The Rule outlines a lifestyle based on God’s loving presence within all of creation and all people. The only stance a person can take knowing that all of creation is divine is one of complete hospitality, dignity, and wonder. The Benedictine lifestyle is centered around prayer and reflection that extends seamlessly into actions. The harshest words of the Rule are reserved for those who undermine the communal fabric of the group: like those who remain complacent about their life’s work and those who complain to others rather than bringing concerns directly to the leader.

It would be easy to dismiss a 6th century guide for running a monastery as irrelevant to us here in 2024. A separation of 1500 years is a long time, and many things have changed since then. What fascinated me about the Rule, though, is just how relevant and contemporary it is. Similar to other works of wisdom literature, much of the Rule feels eerily applicable to right now.

The Rule was written in a time of great cultural change: the Western Roman Empire collapsed near the end of the 5th century. Those who lived in 6th century Europe, like Benedict, lived in a time of fractured states and rulers constantly competing for territory. For average folks, living at or near subsistence and with little faith in their landlord rulers to protect them, it must have been a very anxious time. We also know, though, that times of confusion and upheaval can open the way to innovation and newness.

Enter Benedict’s Rule. He had witnessed the corrupting influences of greed, power, and
militarism. He had seen the way that these left the poor, the majority of society, starving and hopeless AND he had seen the way these twist and wound the souls of the powerful. So in the Rule there is no hierarchy by wealth or social position. Instead, seniority is only determined by the date at which one enters the community. The ritual for receiving people into the community was and is the same for the daughter of a day laborer as it was for the daughter of a Duke. The Rule takes beliefs and turns them into actions.
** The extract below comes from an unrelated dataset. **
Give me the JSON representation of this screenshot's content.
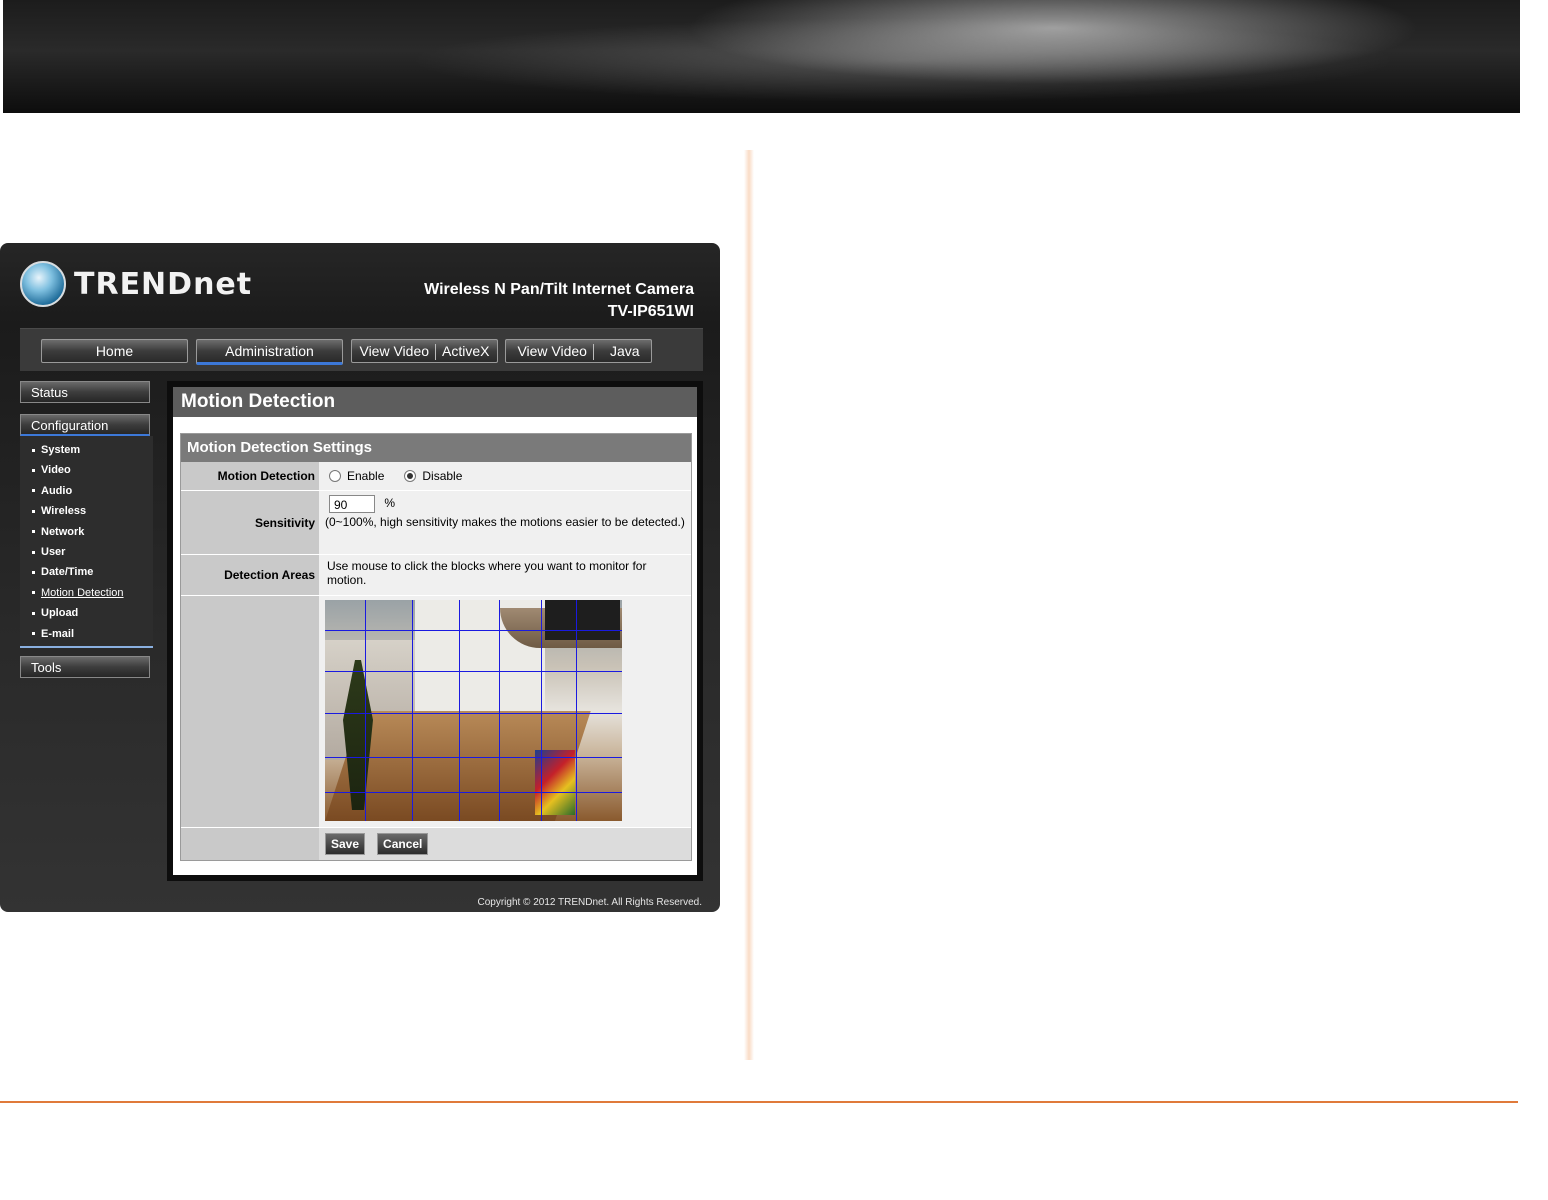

If God loves everyone entirely and intrinsically and greed and power can easily corrupt, let’s provide for everyone’s needs and work for the good of the entire community.

For such an all-encompassing Rule, some parts seem very specific. For example, the first half of Chapter 66, “The Porter of the Monastery,” reads like this: “At the door of the monastery, place a sensible person who knows how to take a message and deliver a reply, and whose wisdom keeps them from roaming about. This porter will need a room near the entrance so that visitors will always find someone there to answer them. As soon as anyone knocks or a poor person calls out, the porter will reply, ‘Thanks be to God’ or ‘Your blessing, please,’ then, with all the gentleness that comes from reverence of God, provide a prompt answer with the warmth of love. Let the porter be given one of the younger members if help is needed.”
A whole half-chapter devoted to how to answer the door sounds a lot to me like the man who went to watch the rabbi tie his shoes, and it sounds a lot like our reading from James. The writer of James wrote around thirty years after the death and resurrection of Jesus, to gatherings of Jesus-followers in Palestine. Like Benedict, this writer was also writing in a tumultuous time of displacement and persecution for Jesus-followers.

In that chaotic time and when our own time feels chaotic the message is the same: “Be doers of the word, not merely hearers who deceive themselves.” Keep living the Jesus life even when it seems like it makes no difference, even when it gets hard, even when it brings you criticism or worse. The writer takes the hearers of his letter back to when they first felt the tug of “this perfect gift…coming down from the Father of lights.” Keep doing the things that reflect the life-changing, heart-opening love of God in the world, even when they seem small or insignificant. At the Community Supper, keep putting cookies in bags and washing dishes with the love of God. With the Wellspring singers, keep singing to cheer and soothe with the love of God. With the Parent Child Center, keep hauling chairs to the fundraiser. Keep answering the door with patience, diligence, and the love of God. Thanks be to God, amen.